Les jeunes Panaméens à la recherche de leur premier emploi formel disposent désormais d’un nouveau moyen d’accéder au marché du travail. Le président José Raúl Mulino a promulgué la loi 513, établissant le premier programme de stages rémunérés réglementés en Amérique latine, comme l'ont officiellement annoncé les autorités.
La nouvelle réglementation s'adresse aux personnes âgées de 18 à 25 ans, ainsi qu'aux mineurs déjà titulaires d'un diplôme de l'enseignement secondaire. L'accès est étendu à ceux qui sont issus de l'enseignement secondaire, universitaire, professionnel ou technique. L'objectif central est de faciliter la transition vers un travail formel et d'encourager l'expérience pratique dans les entreprises et les entités à but non lucratif.
Le programme prévoit que chaque stage peut durer jusqu'à un an, avec un maximum de 40 heures par semaine. Pendant cette période, les stagiaires recevront une rémunération mensuelle de 450 balboas, définie comme une subvention, c'est pourquoi ils sont exonérés des retenues fiscales et sociales. Cette compensation n’est pas équivalente à un salaire et ne génère pas de droits formels du travail.
Le mécanisme n’oblige pas les entreprises ou entités participantes à formaliser une relation de travail avec les stagiaires ni à reconnaître des avantages sociaux. Il est toutefois obligatoire de souscrire une assurance couvrant les risques professionnels pendant la période de formation.
La réglementation empêche les entreprises de remplacer les emplois réguliers par des stagiaires, c'est pourquoi une limite de constitution est fixée : jusqu'à deux stagiaires pour un effectif de 50 personnes ; jusqu'à quatre pour ceux entre 50 et 100 ans ; jusqu'à six pour ceux entre 100 et 200, et jusqu'à 3% de l'effectif pour ceux de plus de 200 salariés.
Dans des situations exceptionnelles, les entreprises auront la possibilité de demander l'autorisation du ministère du Travail et du Développement du travail (Mitradel) pour intégrer davantage de stagiaires, à condition que l'objectif soit d'élargir les opportunités d'apprentissage pratique. Toutes les entreprises et organisations à but non lucratif, nationales ou internationales légalement établies au Panama, peuvent adhérer au programme.
A l'issue du stage, si l'entreprise décide d'embaucher formellement le jeune, elle doit le faire dans le cadre d'un contrat individuel conformément au Code du travail.
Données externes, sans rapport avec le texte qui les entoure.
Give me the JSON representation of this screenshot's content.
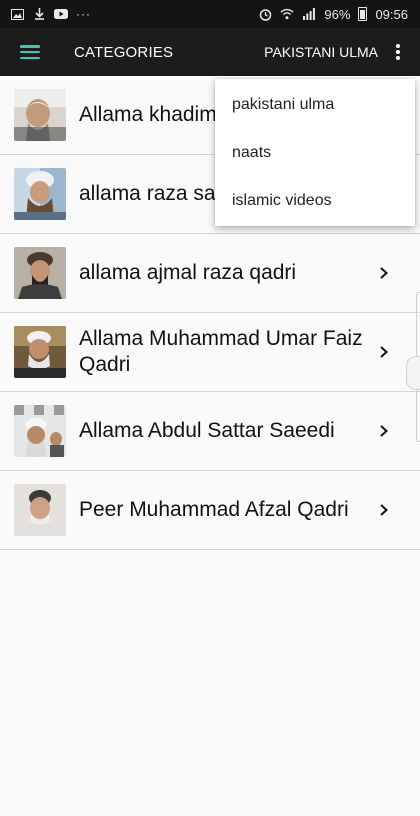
{
  "status_bar": {
    "left_icons": [
      "image-icon",
      "download-icon",
      "youtube-icon"
    ],
    "overflow": "···",
    "battery": "96%",
    "time": "09:56"
  },
  "app_bar": {
    "title": "CATEGORIES",
    "action": "PAKISTANI ULMA"
  },
  "list": {
    "items": [
      {
        "label": "Allama khadim",
        "thumb": "portrait-1"
      },
      {
        "label": "allama raza sa",
        "thumb": "portrait-2"
      },
      {
        "label": "allama ajmal raza qadri",
        "thumb": "portrait-3"
      },
      {
        "label": "Allama Muhammad Umar Faiz Qadri",
        "thumb": "portrait-4"
      },
      {
        "label": "Allama Abdul Sattar Saeedi",
        "thumb": "portrait-5"
      },
      {
        "label": "Peer Muhammad Afzal Qadri",
        "thumb": "portrait-6"
      }
    ]
  },
  "dropdown": {
    "items": [
      {
        "label": "pakistani ulma"
      },
      {
        "label": "naats"
      },
      {
        "label": "islamic videos"
      }
    ]
  },
  "colors": {
    "accent": "#3ec6b0",
    "app_bar": "#1c1c1c",
    "status_bar": "#141414"
  }
}
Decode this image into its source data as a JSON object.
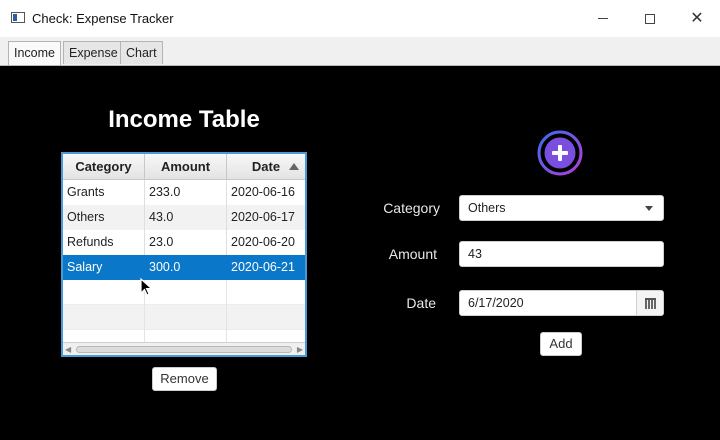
{
  "window": {
    "title": "Check: Expense Tracker"
  },
  "tabs": [
    {
      "label": "Income",
      "active": true
    },
    {
      "label": "Expense",
      "active": false
    },
    {
      "label": "Chart",
      "active": false
    }
  ],
  "income": {
    "title": "Income Table",
    "table": {
      "columns": [
        "Category",
        "Amount",
        "Date"
      ],
      "sorted_column": "Date",
      "sort_direction": "ascending",
      "rows": [
        {
          "category": "Grants",
          "amount": "233.0",
          "date": "2020-06-16"
        },
        {
          "category": "Others",
          "amount": "43.0",
          "date": "2020-06-17"
        },
        {
          "category": "Refunds",
          "amount": "23.0",
          "date": "2020-06-20"
        },
        {
          "category": "Salary",
          "amount": "300.0",
          "date": "2020-06-21",
          "selected": true
        }
      ]
    },
    "remove_label": "Remove"
  },
  "form": {
    "category_label": "Category",
    "category_value": "Others",
    "amount_label": "Amount",
    "amount_value": "43",
    "date_label": "Date",
    "date_value": "6/17/2020",
    "add_label": "Add"
  },
  "colors": {
    "background": "#000000",
    "selection": "#0a77c9",
    "table_border": "#4b9ad8",
    "plus_ring_start": "#3b6cf0",
    "plus_ring_end": "#b13fd6"
  },
  "icons": [
    "app-icon",
    "minimize-icon",
    "maximize-icon",
    "close-icon",
    "sort-ascending-icon",
    "dropdown-arrow-icon",
    "calendar-icon",
    "add-circle-icon",
    "mouse-cursor-icon"
  ]
}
Pour les mineurs, la souscription nécessite le consentement des parents ou des représentants légaux.

Mitradel disposera d'un canal sûr et confidentiel permettant aux jeunes de signaler des abus, du harcèlement, des mauvais traitements, de la discrimination ou du non-respect des dispositions du programme.
Ces méthodes incluent des options en personne, virtuelles ou téléphoniques, garantissant l'accès et la confidentialité à ceux qui considèrent que leurs droits sont violés.
Le programme aura une validité initiale de trois ans, avec possibilité de prolongation pour trois années supplémentaires, à compter de la date d'entrée en vigueur de la loi. Les autorités cherchent à garantir une période suffisante pour évaluer les résultats et l'impact sur l'insertion professionnelle des jeunes.
Lors de la cérémonie de signature, la ministre du Travail et du Développement du travail, Jackeline Muñoz, a qualifié l'initiative d'avancée en matière de justice pour ceux qui effectuent des stages professionnels sans recevoir de compensation : « Cette loi est justice pour tous ces jeunes stagiaires qui travaillent dans des entreprises sans rémunération », a-t-elle souligné.
Muñoz a ajouté que « la création d'emplois est uniquement créée par les entreprises privées et non par le gouvernement », soulignant le rôle du secteur privé dans la formation des jeunes talents. Selon le responsable, la loi permettra aux bénéficiaires d'acquérir les compétences et l'expérience nécessaires pour mieux se préparer aux exigences du marché du travail.

La cérémonie de promulgation s'est déroulée en présence du ministre de la Présidence, Juan Carlos Orillac ; la vice-ministre Virna Luque ; et le secrétaire d'Objectifs, José Ramón Icaza, qui a accompagné le président Mulino lors de la présentation de la nouvelle législation.
Ce fait crée un précédent dans la région et positionne le Panama comme un pionnier dans la réglementation des stages professionnels rémunérés pour les jeunes à la recherche d'un emploi formel.